Only halfway through its total length does the report move on to consider the consequences of Kremlin policy more specifically in Latvia.
"Actions against Latvia are carried out by special services of several countries. The aggressive activities of Russian intelligence and security services pose a serious threat to the collective security of NATO and EU, and the national security of Latvia, while the activities conducted by special services of other countries over the past year are assessed by SAB as moderate and not having posed a direct threat to Latvian national security. The activities of the Russian special services against Latvia are within the scope of their general activities aimed against the West," the SAB report says, using mainstream media as its sources.
"In October 2018, media announced that Roman Tatarka, an employee of the Russian Embassy in Rīga, attended the same Military Academy as Anatoly Chepiga, involved in the poisoning of Sergei Skripal. Tatarka was recalled from Latvia in the beginning of 2019," SAB says.
"He first came to the attention of SAB as a Russian military intelligence officer during his previous posting in Latvia in 2010," it adds.
"SAB predicted high Russian interest on the 2018 Latvian parliamentary elections. No targeted campaign influencing the election results were observed," it says, adding that Russian services "were mostly using open sources to collect information on the elections and the subsequent process of forming the government."
"Media monitoring conducted by SAB did not indicate Russian attempts to influence the outcome of the 2018 Latvian parliamentary election through propaganda media," SAB says, suggesting "a long time strategy to create a negative and hostile image of Latvia rather than a coordinated informative support to any particular political party" was the intention.
However, there are one or two more interesting nuggets of information.
"In 2018 SAB plead [sic] the Minister of the Interior to include an individual representing a Russian company in Latvia in the list of persons to whom it is prohibited to entry into the territory of Latvia.
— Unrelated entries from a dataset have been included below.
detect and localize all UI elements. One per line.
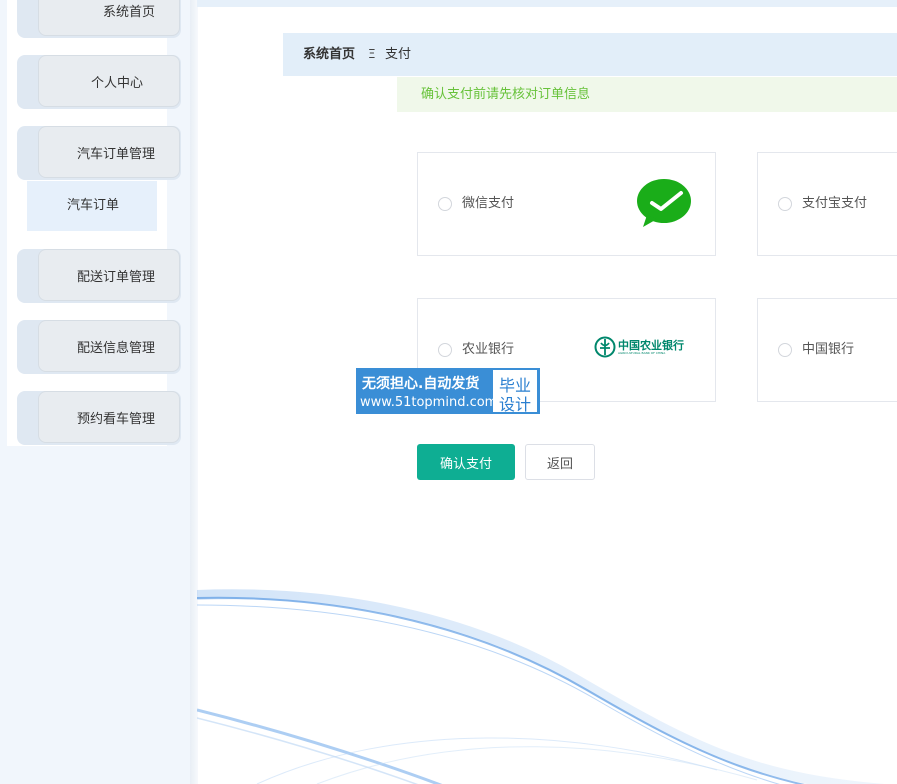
payment-option-label: 中国银行 <box>802 342 855 357</box>
wechat-radio[interactable] <box>438 197 452 211</box>
sidebar-item-profile[interactable]: 个人中心 <box>17 55 181 109</box>
sidebar-item-label: 汽车订单管理 <box>76 147 155 162</box>
background-wave-decoration <box>197 589 885 784</box>
payment-option-alipay[interactable]: 支付宝支付 <box>757 152 897 256</box>
sidebar-subitem-car-order[interactable]: 汽车订单 <box>27 181 157 231</box>
abc-logo-subtext: AGRICULTURAL BANK OF CHINA <box>618 351 666 355</box>
watermark-line2: www.51topmind.com <box>360 395 498 410</box>
sidebar-item-label: 系统首页 <box>102 5 155 20</box>
breadcrumb-current: 支付 <box>385 47 412 62</box>
confirm-payment-button[interactable]: 确认支付 <box>417 444 515 480</box>
sidebar-subitem-label: 汽车订单 <box>67 198 120 213</box>
sidebar-item-label: 预约看车管理 <box>76 412 155 427</box>
sidebar-item-label: 个人中心 <box>90 76 143 91</box>
breadcrumb-separator-icon: Ξ <box>368 47 376 61</box>
sidebar-item-home[interactable]: 系统首页 <box>17 0 181 38</box>
sidebar-item-car-orders[interactable]: 汽车订单管理 <box>17 126 181 180</box>
top-header-strip <box>197 0 897 7</box>
breadcrumb-home-link[interactable]: 系统首页 <box>303 33 355 76</box>
watermark-side2: 设计 <box>499 395 532 414</box>
payment-option-label: 支付宝支付 <box>802 196 868 211</box>
abc-radio[interactable] <box>438 343 452 357</box>
back-button[interactable]: 返回 <box>525 444 595 480</box>
sidebar-item-viewing-appointments[interactable]: 预约看车管理 <box>17 391 181 445</box>
wechat-pay-icon <box>637 179 691 227</box>
verify-order-alert: 确认支付前请先核对订单信息 <box>397 77 897 112</box>
watermark-badge: 无须担心.自动发货 www.51topmind.com 毕业 设计 <box>356 368 540 414</box>
alipay-radio[interactable] <box>778 197 792 211</box>
sidebar-item-label: 配送订单管理 <box>76 270 155 285</box>
breadcrumb: 系统首页 Ξ 支付 <box>283 33 897 76</box>
boc-radio[interactable] <box>778 343 792 357</box>
abc-emblem-icon <box>594 336 616 358</box>
payment-option-wechat[interactable]: 微信支付 <box>417 152 716 256</box>
watermark-line1: 无须担心.自动发货 <box>362 376 480 392</box>
sidebar-item-delivery-info[interactable]: 配送信息管理 <box>17 320 181 374</box>
sidebar-item-label: 配送信息管理 <box>76 341 155 356</box>
sidebar-item-delivery-orders[interactable]: 配送订单管理 <box>17 249 181 303</box>
alert-text: 确认支付前请先核对订单信息 <box>421 87 591 102</box>
payment-option-label: 微信支付 <box>462 196 515 211</box>
payment-option-boc[interactable]: 中国银行 <box>757 298 897 402</box>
The particular person was collecting information on Latvian nationals and their trips to Russia in accordance with tasks received from Russian special services," the report says.
The cyber sphere represents a particular threat, the report says, but gives few details or numbers.
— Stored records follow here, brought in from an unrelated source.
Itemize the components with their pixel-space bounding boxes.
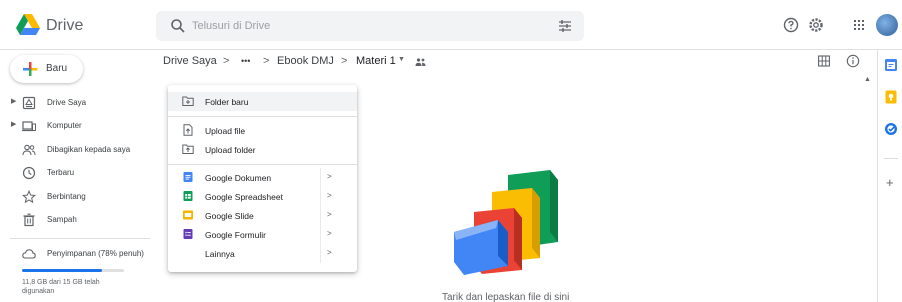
- breadcrumb-root[interactable]: Drive Saya: [163, 55, 217, 67]
- side-panel-separator: [884, 158, 898, 159]
- search-input[interactable]: [192, 11, 532, 41]
- new-button[interactable]: Baru: [10, 55, 83, 83]
- add-addon-icon[interactable]: +: [886, 175, 894, 190]
- menu-item-label: Google Slide: [205, 211, 254, 221]
- keep-icon[interactable]: [884, 90, 898, 104]
- settings-gear-icon[interactable]: [807, 16, 825, 34]
- menu-item-label: Google Formulir: [205, 230, 266, 240]
- new-button-label: Baru: [46, 63, 68, 74]
- help-icon[interactable]: [782, 16, 800, 34]
- sidebar-item-label: Berbintang: [47, 192, 86, 201]
- search-icon[interactable]: [170, 18, 186, 34]
- computer-icon: [22, 121, 36, 132]
- top-bar: Drive: [0, 0, 902, 50]
- new-menu: Folder baru Upload file Upload folder Go…: [168, 85, 357, 272]
- menu-item-label: Lainnya: [205, 249, 235, 259]
- folder-upload-icon: [182, 144, 194, 154]
- folders-illustration: [454, 170, 558, 275]
- sidebar-item-shared[interactable]: Dibagikan kepada saya: [0, 139, 150, 161]
- sidebar-item-my-drive[interactable]: ▶ Drive Saya: [0, 92, 150, 114]
- menu-item-google-forms[interactable]: Google Formulir >: [168, 225, 357, 244]
- sidebar-item-trash[interactable]: Sampah: [0, 209, 150, 231]
- app-name[interactable]: Drive: [46, 17, 83, 35]
- grid-view-icon[interactable]: [818, 55, 830, 67]
- sidebar-divider: [10, 238, 150, 239]
- submenu-divider: [320, 244, 321, 263]
- shared-icon: [22, 144, 36, 156]
- sidebar-item-recent[interactable]: Terbaru: [0, 162, 150, 184]
- submenu-divider: [320, 225, 321, 244]
- chevron-right-icon[interactable]: >: [327, 191, 332, 200]
- search-box[interactable]: [156, 11, 584, 41]
- storage-progress-fill: [22, 269, 102, 272]
- sidebar-item-label: Dibagikan kepada saya: [47, 145, 131, 154]
- submenu-divider: [320, 187, 321, 206]
- sidebar-item-computers[interactable]: ▶ Komputer: [0, 115, 150, 137]
- search-options-icon[interactable]: [558, 19, 572, 33]
- chevron-down-icon[interactable]: ▼: [398, 56, 405, 63]
- google-forms-icon: [183, 229, 193, 239]
- sidebar-item-label: Komputer: [47, 121, 82, 130]
- file-upload-icon: [183, 124, 193, 136]
- expand-arrow-icon[interactable]: ▶: [11, 120, 16, 128]
- google-sheets-icon: [183, 191, 193, 201]
- breadcrumb-folder[interactable]: Ebook DMJ: [277, 55, 334, 67]
- scroll-up-icon[interactable]: ▲: [864, 76, 871, 83]
- breadcrumb-separator: >: [341, 55, 348, 67]
- menu-item-label: Upload file: [205, 126, 246, 136]
- chevron-right-icon[interactable]: >: [327, 172, 332, 181]
- breadcrumb-separator: >: [223, 55, 230, 67]
- menu-item-label: Google Spreadsheet: [205, 192, 283, 202]
- chevron-right-icon[interactable]: >: [327, 210, 332, 219]
- breadcrumb-more-button[interactable]: •••: [241, 56, 250, 66]
- submenu-divider: [320, 206, 321, 225]
- google-slides-icon: [183, 210, 193, 220]
- plus-icon: [23, 62, 38, 76]
- shared-folder-icon[interactable]: [415, 57, 426, 67]
- menu-divider: [168, 164, 357, 165]
- info-icon[interactable]: [846, 54, 860, 68]
- scrollbar[interactable]: [863, 73, 871, 302]
- storage-label: Penyimpanan (78% penuh): [47, 249, 144, 258]
- menu-item-new-folder[interactable]: Folder baru: [168, 92, 357, 111]
- cloud-icon: [22, 249, 36, 259]
- menu-item-label: Upload folder: [205, 145, 256, 155]
- my-drive-icon: [22, 96, 36, 110]
- drive-app: Drive Telusuri di Drive Baru ▶ Drive Say…: [0, 0, 902, 302]
- sidebar-item-starred[interactable]: Berbintang: [0, 186, 150, 208]
- chevron-right-icon[interactable]: >: [327, 248, 332, 257]
- expand-arrow-icon[interactable]: ▶: [11, 97, 16, 105]
- google-docs-icon: [183, 172, 193, 182]
- breadcrumb-separator: >: [263, 55, 270, 67]
- menu-item-google-docs[interactable]: Google Dokumen >: [168, 168, 357, 187]
- new-folder-icon: [182, 96, 194, 106]
- menu-item-google-slides[interactable]: Google Slide >: [168, 206, 357, 225]
- calendar-icon[interactable]: [884, 58, 898, 72]
- submenu-divider: [320, 168, 321, 187]
- sidebar-item-label: Sampah: [47, 215, 77, 224]
- sidebar-item-storage[interactable]: Penyimpanan (78% penuh): [0, 243, 150, 265]
- menu-item-google-sheets[interactable]: Google Spreadsheet >: [168, 187, 357, 206]
- chevron-right-icon[interactable]: >: [327, 229, 332, 238]
- star-icon: [22, 190, 36, 204]
- side-panel-divider: [877, 50, 878, 302]
- tasks-icon[interactable]: [884, 122, 898, 136]
- account-avatar[interactable]: [876, 14, 898, 36]
- storage-progress-bar: [22, 269, 124, 272]
- menu-item-upload-file[interactable]: Upload file: [168, 121, 357, 140]
- sidebar-item-label: Drive Saya: [47, 98, 87, 107]
- storage-detail: 11,8 GB dari 15 GB telah digunakan: [22, 279, 100, 295]
- sidebar-item-label: Terbaru: [47, 168, 75, 177]
- trash-icon: [23, 213, 35, 227]
- menu-item-label: Folder baru: [205, 97, 249, 107]
- breadcrumb-current[interactable]: Materi 1: [356, 55, 396, 67]
- menu-item-upload-folder[interactable]: Upload folder: [168, 140, 357, 159]
- apps-grid-icon[interactable]: [850, 16, 868, 34]
- drive-logo-icon[interactable]: [16, 14, 40, 36]
- empty-state-text: Tarik dan lepaskan file di sini: [442, 292, 570, 302]
- clock-icon: [22, 166, 36, 180]
- menu-divider: [168, 116, 357, 117]
- menu-item-label: Google Dokumen: [205, 173, 272, 183]
- menu-item-more[interactable]: Lainnya >: [168, 244, 357, 263]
"According to the information available to the SAB, cyber-attacks on Latvia have been carried out by both GU and FSB over the last few years. The attacks have been espionage related and in most cases have been directed against government institutions or individual officials working in the fields of home affairs, foreign affairs and defense."
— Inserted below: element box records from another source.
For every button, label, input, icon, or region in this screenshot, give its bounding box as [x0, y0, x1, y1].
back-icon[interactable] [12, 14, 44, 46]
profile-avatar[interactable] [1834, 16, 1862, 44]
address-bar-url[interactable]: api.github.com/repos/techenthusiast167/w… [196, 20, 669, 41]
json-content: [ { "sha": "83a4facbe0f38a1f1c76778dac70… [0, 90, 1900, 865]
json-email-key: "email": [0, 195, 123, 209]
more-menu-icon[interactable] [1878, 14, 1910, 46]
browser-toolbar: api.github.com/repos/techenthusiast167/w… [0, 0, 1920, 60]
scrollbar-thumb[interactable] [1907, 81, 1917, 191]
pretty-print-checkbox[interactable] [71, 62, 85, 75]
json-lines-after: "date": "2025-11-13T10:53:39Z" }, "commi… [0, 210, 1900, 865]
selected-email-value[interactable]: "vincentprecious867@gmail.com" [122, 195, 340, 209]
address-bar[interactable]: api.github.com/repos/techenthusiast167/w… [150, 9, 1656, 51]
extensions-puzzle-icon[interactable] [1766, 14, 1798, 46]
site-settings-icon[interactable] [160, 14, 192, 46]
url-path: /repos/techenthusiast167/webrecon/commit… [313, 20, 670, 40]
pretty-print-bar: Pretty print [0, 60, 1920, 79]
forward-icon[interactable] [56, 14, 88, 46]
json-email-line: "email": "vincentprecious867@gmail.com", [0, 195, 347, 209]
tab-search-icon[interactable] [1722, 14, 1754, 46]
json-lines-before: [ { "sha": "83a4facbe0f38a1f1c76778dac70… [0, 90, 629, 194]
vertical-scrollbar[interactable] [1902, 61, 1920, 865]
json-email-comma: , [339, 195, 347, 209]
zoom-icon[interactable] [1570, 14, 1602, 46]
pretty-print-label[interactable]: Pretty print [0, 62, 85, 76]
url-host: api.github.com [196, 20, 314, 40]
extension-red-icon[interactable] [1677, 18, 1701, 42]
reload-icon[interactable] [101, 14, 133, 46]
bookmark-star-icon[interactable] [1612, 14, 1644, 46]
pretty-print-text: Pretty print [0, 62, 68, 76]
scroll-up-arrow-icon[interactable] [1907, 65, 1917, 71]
However, in the matter of security clearances, some figures are given.
"In 2018, the SAB issued 588 security clearances fpr access to national classified information, 2388 security clearances for access to NATO classified information, and 2337 security clearances for access to EU classified information. Access to national classified information was denied in 12 cases, whereas access to NATO and EU classified information was denied in 4 cases."
There is also some interesting data on the use of authorized cellphone tapping which shows SAB is responsible for just 13% of it, compared with 38% by the State Police, 21% by the State Security Department and 10% by the Border Guard. Perhaps surprisingly, the KNAB anti-corruption police carried out a mere 1.5% of wire taps.
SAB was formed in 1995 with its main tasks including intelligence gathering, counter-intelligence and protection of state secrets. As the National Security Authority SAB also ensures protection of NATO and EU classified information in public institutions engaged in work with such information.